A notorious new pest has landed on Maui, and coffee growers across the islands fear the plant disease could devastate — and maybe even transform — the $54 million industry in Hawaii.
Coffee leaf rust, a pest that has tormented other major coffee-growing regions, has been identified for the first time by University of Hawaii scientists from coffee plant samples collected last week in managed and wild plants in Haiku, Maui, the state Department of Agriculture said.
Samples were sent to U.S. Department of Agriculture National Identification Services on the mainland, which confirmed that the invader is the same fungus that coffee growers have been fighting all over the world.
“This is huge,” said Gerry Ross, owner of Kupaa Farms in Kula and president of the Maui Coffee Association. “Coffee leaf rust could change the way coffee is farmed in Hawaii.”
Ross said the coffee industry recently has been dealing with the devastating effects of the invasive coffee borer beetle and now this, with some researchers estimating potential yield losses from the rust between 30% and 80%.
The industry will survive, he said, but it probably won’t happen without a lot of pain, and it might even require planting whole new
varieties that are more resistant to the fungus.
That might mean, among other things, that the plants that currently produce the world-famous coffee in Kona may not be the same ones found there in the future, he said, and therefore the flavor could change.
The Hawaii Coffee Association held an emergency meeting Wednesday to get an update from state agriculture officials on the rust threat.
In a letter to the coffee industry late last week, the department said it was asking those on Maui to refrain from transporting coffee plants, coffee green waste, coffee cherries and pulp, used coffee processing and harvesting equipment, used coffee bags or green coffee beans around Maui or to neighbor islands until more is known of the infestation’s extent.
“This will create some challenges to the entire coffee industry and could easily be spread to neighbor islands through plant materials or tourist clothes,” Suzanne Shriner, former president of the Kona Coffee Farmers Association, said in an email.
State officials said leaves from a coffee farm in the Haiku area showing rust symptoms were turned in to the department Oct. 21.

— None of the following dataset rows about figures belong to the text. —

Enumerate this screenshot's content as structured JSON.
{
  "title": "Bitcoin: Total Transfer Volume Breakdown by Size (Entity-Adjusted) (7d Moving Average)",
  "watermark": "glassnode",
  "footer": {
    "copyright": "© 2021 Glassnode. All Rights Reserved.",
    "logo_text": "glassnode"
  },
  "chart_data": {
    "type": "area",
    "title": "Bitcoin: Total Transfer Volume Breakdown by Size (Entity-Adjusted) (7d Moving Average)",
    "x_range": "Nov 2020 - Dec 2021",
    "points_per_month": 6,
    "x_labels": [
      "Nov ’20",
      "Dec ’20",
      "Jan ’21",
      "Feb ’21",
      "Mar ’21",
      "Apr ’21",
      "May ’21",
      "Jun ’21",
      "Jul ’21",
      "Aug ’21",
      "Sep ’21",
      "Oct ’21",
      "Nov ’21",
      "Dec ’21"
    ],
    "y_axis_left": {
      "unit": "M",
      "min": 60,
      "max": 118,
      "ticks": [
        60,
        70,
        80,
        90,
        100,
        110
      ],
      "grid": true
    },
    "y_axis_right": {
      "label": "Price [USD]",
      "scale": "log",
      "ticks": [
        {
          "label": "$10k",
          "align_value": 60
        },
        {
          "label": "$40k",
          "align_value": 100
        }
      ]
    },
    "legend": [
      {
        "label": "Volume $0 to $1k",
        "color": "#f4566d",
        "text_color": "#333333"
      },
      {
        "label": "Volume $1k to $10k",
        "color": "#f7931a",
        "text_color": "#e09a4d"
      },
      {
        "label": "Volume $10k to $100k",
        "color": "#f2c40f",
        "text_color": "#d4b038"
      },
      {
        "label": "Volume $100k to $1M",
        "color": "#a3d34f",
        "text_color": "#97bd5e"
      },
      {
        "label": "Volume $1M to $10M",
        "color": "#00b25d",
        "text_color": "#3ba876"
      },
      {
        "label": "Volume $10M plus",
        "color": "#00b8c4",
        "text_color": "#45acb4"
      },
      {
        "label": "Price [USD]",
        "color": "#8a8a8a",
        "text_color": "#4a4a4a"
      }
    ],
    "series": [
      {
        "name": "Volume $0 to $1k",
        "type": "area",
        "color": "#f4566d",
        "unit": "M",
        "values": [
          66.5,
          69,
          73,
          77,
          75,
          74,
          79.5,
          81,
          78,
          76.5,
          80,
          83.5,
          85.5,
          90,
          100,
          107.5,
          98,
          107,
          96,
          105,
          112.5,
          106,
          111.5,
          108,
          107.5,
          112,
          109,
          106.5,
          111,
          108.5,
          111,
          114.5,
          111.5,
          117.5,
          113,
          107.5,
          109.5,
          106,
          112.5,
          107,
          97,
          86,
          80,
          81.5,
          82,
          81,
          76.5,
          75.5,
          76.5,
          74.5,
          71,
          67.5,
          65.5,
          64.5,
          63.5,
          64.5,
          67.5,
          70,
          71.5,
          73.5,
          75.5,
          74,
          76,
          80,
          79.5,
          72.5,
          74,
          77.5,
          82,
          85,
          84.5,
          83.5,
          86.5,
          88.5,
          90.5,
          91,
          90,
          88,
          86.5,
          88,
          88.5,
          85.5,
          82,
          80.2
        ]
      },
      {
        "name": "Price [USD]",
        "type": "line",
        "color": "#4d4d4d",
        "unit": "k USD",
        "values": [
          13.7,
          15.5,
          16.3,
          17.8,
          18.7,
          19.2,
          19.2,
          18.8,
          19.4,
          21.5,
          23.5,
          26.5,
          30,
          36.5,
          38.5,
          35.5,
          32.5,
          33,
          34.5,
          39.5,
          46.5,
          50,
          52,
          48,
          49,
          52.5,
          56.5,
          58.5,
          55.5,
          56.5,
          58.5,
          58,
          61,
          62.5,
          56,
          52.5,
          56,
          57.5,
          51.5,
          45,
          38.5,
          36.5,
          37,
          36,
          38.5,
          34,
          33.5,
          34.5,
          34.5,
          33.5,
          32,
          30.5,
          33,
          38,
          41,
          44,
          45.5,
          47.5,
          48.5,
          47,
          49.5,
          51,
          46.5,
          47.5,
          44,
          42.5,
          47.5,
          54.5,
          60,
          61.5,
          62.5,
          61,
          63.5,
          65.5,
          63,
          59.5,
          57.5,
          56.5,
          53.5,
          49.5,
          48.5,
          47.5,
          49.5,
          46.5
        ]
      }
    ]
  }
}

Additional checks in the area revealed plants with rust symptoms at three additional locations, two of which were found in wild coffee plants.
Kevin Hoffman, administrator of the department’s state Plant Industry Division, said employees from multiple agencies are continuing to survey Maui and have extended the search statewide in an attempt to assess the damaging invader’s reach.
“Hawaii has been very lucky not to have this up until now,” he said.
While the pest could cause a large decrease in yields, the infestation can be managed, he said — although it could require the kind of resources a lot of small farmers might have trouble coming up with.
Hoffman said he would expect the state to generate a response plan for how to deal with the threat and possibly establish restrictions on the interisland transport of coffee.
Coffee leaf rust, or Hemileia vastatrix, was first discovered in Sri Lanka in 1869 and ended up wiping out the island’s vast coffee production, which was eventually replaced with tea.
The pathogen is now found in coffee-growing regions in Southeast Asia, Africa and Central and South America.
“This is something we’ve worked for years to try to prevent from coming here,” Hoffman said. “It’s been on the radar for a long time.”
The state has restrictions on the importation of coffee plants and nonfumigated green coffee beans, he said, and UH has conducted periodic statewide surveys to search for the rust.
Officials said the fungus can cause severe defoliation of the coffee plants, with infected leaves dropping prematurely and plant and berry growth stunted.
Usually, yellow-orange rust spots appear on the upper surface of leaves. On the underside of the leaves, infectious spores appear in what looks like a patch of yellow to dark orange powder.
Hoffman said he suspects the coffee leaf rust has not been in Hawaii for long. It is an aggressive disease, he said, that produces spores that are highly mobile, able to travel for miles in the wind, move in surface water and hitchhike on people.
He added that the rust is likely something that Hawaii’s coffee farmers are going to have to live with, because it hasn’t been eradicated anywhere in the world.